All of this comes at both a monetary and rules cost, though. TI4 is a big, expensive game, and the rulebook is thirty-odd pages long (plus a Living Rulebook and FAQ available through the Fantasy Flight Games website). There are optional errata, updates, and an entire set of Codexes which incorporate updated rules, new factions… yeah, it’s complicated.
It’s also a time commitment. I have a lot of experience (as you may be shocked to learn), and it still takes me a very respectable 45 minutes per player to run a full game (if focusing on a shorter playtime). A solid 6 player game will reasonably take about 4 or 5 hours to finish, and if I’m including the sublime Prophecy of Kings expansion then we’re bumping up to at least 60 to 90 minutes per player, making it a full day affair.
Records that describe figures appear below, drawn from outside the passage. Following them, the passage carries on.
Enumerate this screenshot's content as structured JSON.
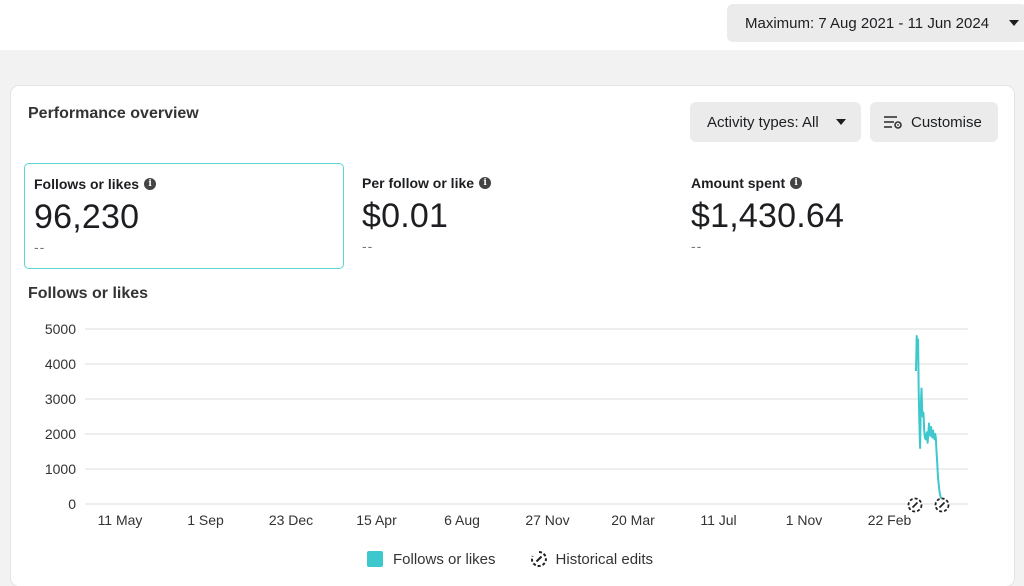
{
  "header": {
    "date_range": "Maximum: 7 Aug 2021 - 11 Jun 2024"
  },
  "overview": {
    "title": "Performance overview",
    "activity_label": "Activity types: All",
    "customise_label": "Customise"
  },
  "metrics": [
    {
      "label": "Follows or likes",
      "value": "96,230",
      "delta": "--"
    },
    {
      "label": "Per follow or like",
      "value": "$0.01",
      "delta": "--"
    },
    {
      "label": "Amount spent",
      "value": "$1,430.64",
      "delta": "--"
    }
  ],
  "colors": {
    "series": "#3cc8cc",
    "grid": "#dddddd",
    "selected_border": "#5ad4d4"
  },
  "chart_data": {
    "type": "line",
    "title": "Follows or likes",
    "ylabel": "",
    "xlabel": "",
    "ylim": [
      0,
      5000
    ],
    "yticks": [
      0,
      1000,
      2000,
      3000,
      4000,
      5000
    ],
    "x_tick_labels": [
      "11 May",
      "1 Sep",
      "23 Dec",
      "15 Apr",
      "6 Aug",
      "27 Nov",
      "20 Mar",
      "11 Jul",
      "1 Nov",
      "22 Feb"
    ],
    "series": [
      {
        "name": "Follows or likes",
        "x": [
          0,
          2,
          4,
          6,
          8,
          10,
          12,
          14,
          16,
          18,
          20,
          22,
          24,
          26,
          28,
          30,
          32,
          34,
          36,
          38,
          40,
          42,
          44,
          46,
          48,
          50,
          52,
          54,
          56,
          58,
          60,
          62,
          64,
          66,
          68,
          70,
          72,
          74,
          76
        ],
        "values": [
          3800,
          4800,
          4500,
          4700,
          3200,
          2300,
          1600,
          2800,
          3300,
          2700,
          2500,
          2600,
          2100,
          1900,
          1850,
          1900,
          2050,
          1750,
          2000,
          2300,
          2050,
          1950,
          2200,
          2000,
          1900,
          2100,
          1950,
          1850,
          2000,
          1900,
          1500,
          1200,
          800,
          600,
          400,
          300,
          200,
          150,
          0
        ]
      }
    ],
    "legend": [
      "Follows or likes",
      "Historical edits"
    ],
    "legend_position": "bottom"
  }
}
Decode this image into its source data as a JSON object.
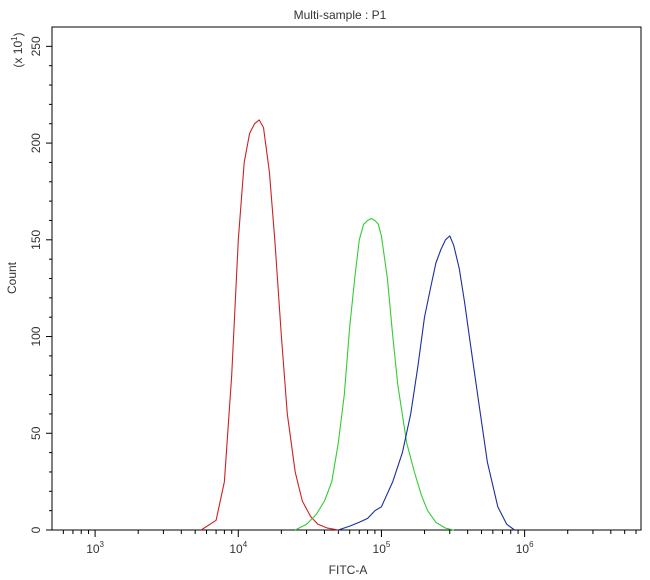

The last game we played on a weeknight started at around 8pm and the final plasma torpedoes were detonating around midnight as a new emperor of the galaxy was crowned. The wily Naalu with their advanced starfighters raced to the ruins of the imperial throneworld and held it for just long enough to secure an ancient relic, which allowed them to seize the win.
The game before that I had everyone arrive at my home at 10am. We built the map while chirping each other, broke for a quick lunch, and then dove headlong into the chaos for a solid six additional hours until the Naaz-Rohka Alliance, their starships streaking through nameless voids and shattered worlds, seized victory through a combination of aggressive exploration, shrewd politics, and the iron-fist of their fleets darkening the skies of enemy worlds.
I could wax poetic for hours about TI. It’s as emotional as a space opera, as tense as a knife-fight in a phone booth, and as clever as a convention of foxes gathered to determine the most clever fox. If you are the right kind of player, somebody who loves the idea of playing a game that moulds itself to the kind of game you want, the mood you are in, and the experience you want everyone at the table to have… I whole-heartedly recommend Twilight Imperium 4.
Thanks for reading! Let me know if you’ve played TI4, or if it sounds like fun for you!
Ian’s addition: Twilight Imperium 4th Edition was a game my group planned to play weeks in advance. Everyone who came agreed to watch an instructional video beforehand. I read the rules a few times to teach anything the video missed, as it was everyone’s first time playing. And even with that preparation, we referenced the rules more than a few times as the first few turns rolled out.
At the end of the day, everyone had a good time playing TI4. We made an event out of it, meals and all. One takeaway from the group was that after the game was up and running, it wasn’t as complicated as we were all preparing for. At its core, TI4 is simply a race to 10 victory points. Each turn everyone is selecting from 8 different core actions; which other players may copy if they have the resources. This simple action system made it easy to see the possibilities available to you on a turn, and made it easier to assume the strategies your opponents may implement. Of course there are many layers added on top of that core, but ultimately it was approachable despite how complex it is.
If you are hungry for a game that will take a full day to play for the first time, one that will fill your largest table with components and players… Twilight Imperium is definitely worth the investment.